To reflect the pro-life movement’s apparent affinity for utilizing graphically violent language, this means that billions of humans will be writhing and flailing while screaming and gnashing their teeth as fire and brimstone engulf their skin and worms crawl in and out of their bodies that were designed specifically and exclusively to feel the most infinite measure of physical pain to the fullest degree possible for all eternity, all while conservative evangelicals sing songs and receive pleasures forevermore.
The way conservative evangelicals in the pro-life movement think about abortion in light of that reality becomes an exercise in mental gymnastics that destroys the humanity of us all, as well as the humanity of God.
Original sin and aborted babies
Conservative evangelicals in the pro-life movement believe life begins at conception, and therefore conception is the birth of the soul.

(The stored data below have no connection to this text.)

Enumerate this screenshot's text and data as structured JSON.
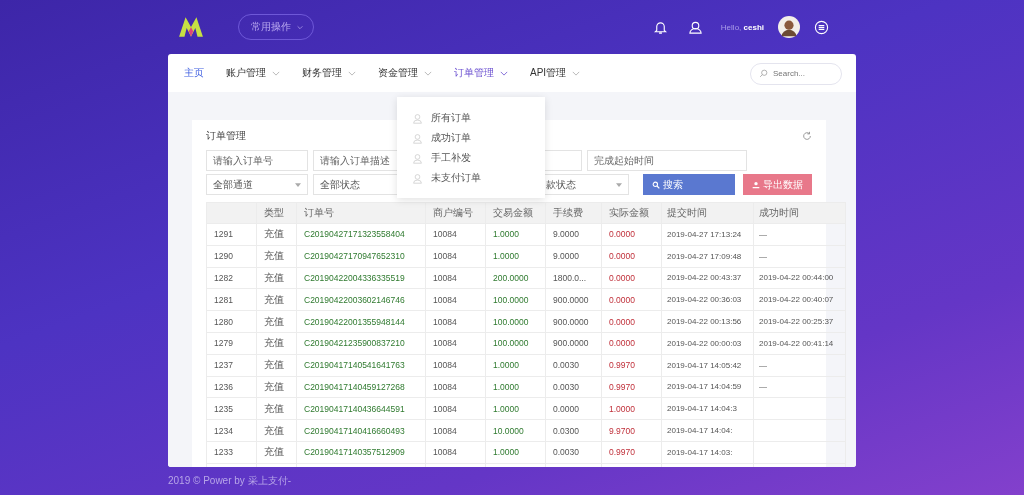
{
  "header": {
    "quick_menu": "常用操作",
    "greeting": "Hello,",
    "username": "ceshi"
  },
  "nav": {
    "items": [
      {
        "label": "主页",
        "selected": true,
        "has_menu": false,
        "expanded": false
      },
      {
        "label": "账户管理",
        "selected": false,
        "has_menu": true,
        "expanded": false
      },
      {
        "label": "财务管理",
        "selected": false,
        "has_menu": true,
        "expanded": false
      },
      {
        "label": "资金管理",
        "selected": false,
        "has_menu": true,
        "expanded": false
      },
      {
        "label": "订单管理",
        "selected": false,
        "has_menu": true,
        "expanded": true
      },
      {
        "label": "API管理",
        "selected": false,
        "has_menu": true,
        "expanded": false
      }
    ],
    "search_placeholder": "Search..."
  },
  "dropdown": {
    "items": [
      "所有订单",
      "成功订单",
      "手工补发",
      "未支付订单"
    ]
  },
  "panel": {
    "title": "订单管理"
  },
  "filters": {
    "row_1": [
      {
        "kind": "input",
        "placeholder": "请输入订单号"
      },
      {
        "kind": "input",
        "placeholder": "请输入订单描述"
      },
      {
        "kind": "input"
      },
      {
        "kind": "input",
        "placeholder": "完成起始时间"
      }
    ],
    "row_2": [
      {
        "kind": "select",
        "value": "全部通道"
      },
      {
        "kind": "select",
        "value": "全部状态"
      },
      {
        "kind": "select",
        "value": "款状态"
      }
    ],
    "buttons": [
      {
        "kind": "search",
        "label": "搜索"
      },
      {
        "kind": "export",
        "label": "导出数据"
      }
    ]
  },
  "table": {
    "columns": [
      "",
      "类型",
      "订单号",
      "商户编号",
      "交易金额",
      "手续费",
      "实际金额",
      "提交时间",
      "成功时间"
    ],
    "rows": [
      [
        "1291",
        "充值",
        "C20190427171323558404",
        "10084",
        "1.0000",
        "9.0000",
        "0.0000",
        "2019-04-27 17:13:24",
        "—"
      ],
      [
        "1290",
        "充值",
        "C20190427170947652310",
        "10084",
        "1.0000",
        "9.0000",
        "0.0000",
        "2019-04-27 17:09:48",
        "—"
      ],
      [
        "1282",
        "充值",
        "C20190422004336335519",
        "10084",
        "200.0000",
        "1800.0...",
        "0.0000",
        "2019-04-22 00:43:37",
        "2019-04-22 00:44:00"
      ],
      [
        "1281",
        "充值",
        "C20190422003602146746",
        "10084",
        "100.0000",
        "900.0000",
        "0.0000",
        "2019-04-22 00:36:03",
        "2019-04-22 00:40:07"
      ],
      [
        "1280",
        "充值",
        "C20190422001355948144",
        "10084",
        "100.0000",
        "900.0000",
        "0.0000",
        "2019-04-22 00:13:56",
        "2019-04-22 00:25:37"
      ],
      [
        "1279",
        "充值",
        "C20190421235900837210",
        "10084",
        "100.0000",
        "900.0000",
        "0.0000",
        "2019-04-22 00:00:03",
        "2019-04-22 00:41:14"
      ],
      [
        "1237",
        "充值",
        "C20190417140541641763",
        "10084",
        "1.0000",
        "0.0030",
        "0.9970",
        "2019-04-17 14:05:42",
        "—"
      ],
      [
        "1236",
        "充值",
        "C20190417140459127268",
        "10084",
        "1.0000",
        "0.0030",
        "0.9970",
        "2019-04-17 14:04:59",
        "—"
      ],
      [
        "1235",
        "充值",
        "C20190417140436644591",
        "10084",
        "1.0000",
        "0.0000",
        "1.0000",
        "2019-04-17 14:04:3"
      ],
      [
        "1234",
        "充值",
        "C20190417140416660493",
        "10084",
        "10.0000",
        "0.0300",
        "9.9700",
        "2019-04-17 14:04:"
      ],
      [
        "1233",
        "充值",
        "C20190417140357512909",
        "10084",
        "1.0000",
        "0.0030",
        "0.9970",
        "2019-04-17 14:03:"
      ]
    ]
  },
  "footer": "2019 © Power by 采上支付-"
}
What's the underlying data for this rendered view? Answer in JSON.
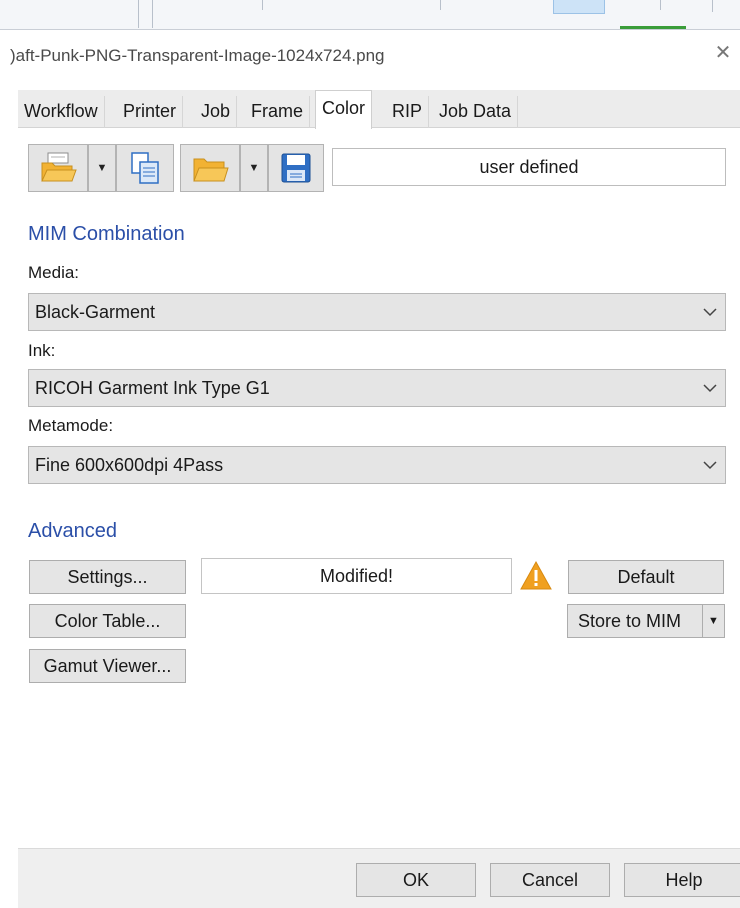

So whenever death happens after conception, their theology teaches that the soul will spend eternity either in heaven or hell.
They also believe in the doctrine of original sin, which teaches that all humans, as physical descendants of Adam, inherit the sinful nature and death that were introduced into the cosmos through Adam in the Garden of Eden. Even many evangelicals who accept evolution often figure out some way to uphold this idea of original sin, despite the absence of a universal ancestor.
So the question that gets raised is whether original sin would condemn aborted fetuses to an eternity in hell before they ever took a breath.
“For those who believe in original sin and eternal conscious torment, the eternal destiny of an aborted fetus creates a quite disturbing theological conundrum.”
Would a blastocyst soul that dies three days after conception with no consciousness suddenly wake up with a fully developed human body burning in eternal conscious torment? One might assume that even the most inhumane among us wouldn’t imagine or accept such a fate for anyone. But for those who believe in original sin and eternal conscious torment, the eternal destiny of an aborted fetus creates a quite disturbing theological conundrum. Do you reject your theology in the embrace of your humanity? Do you suppress your humanity while grasping on to your theology? Or do you reconsider your theology?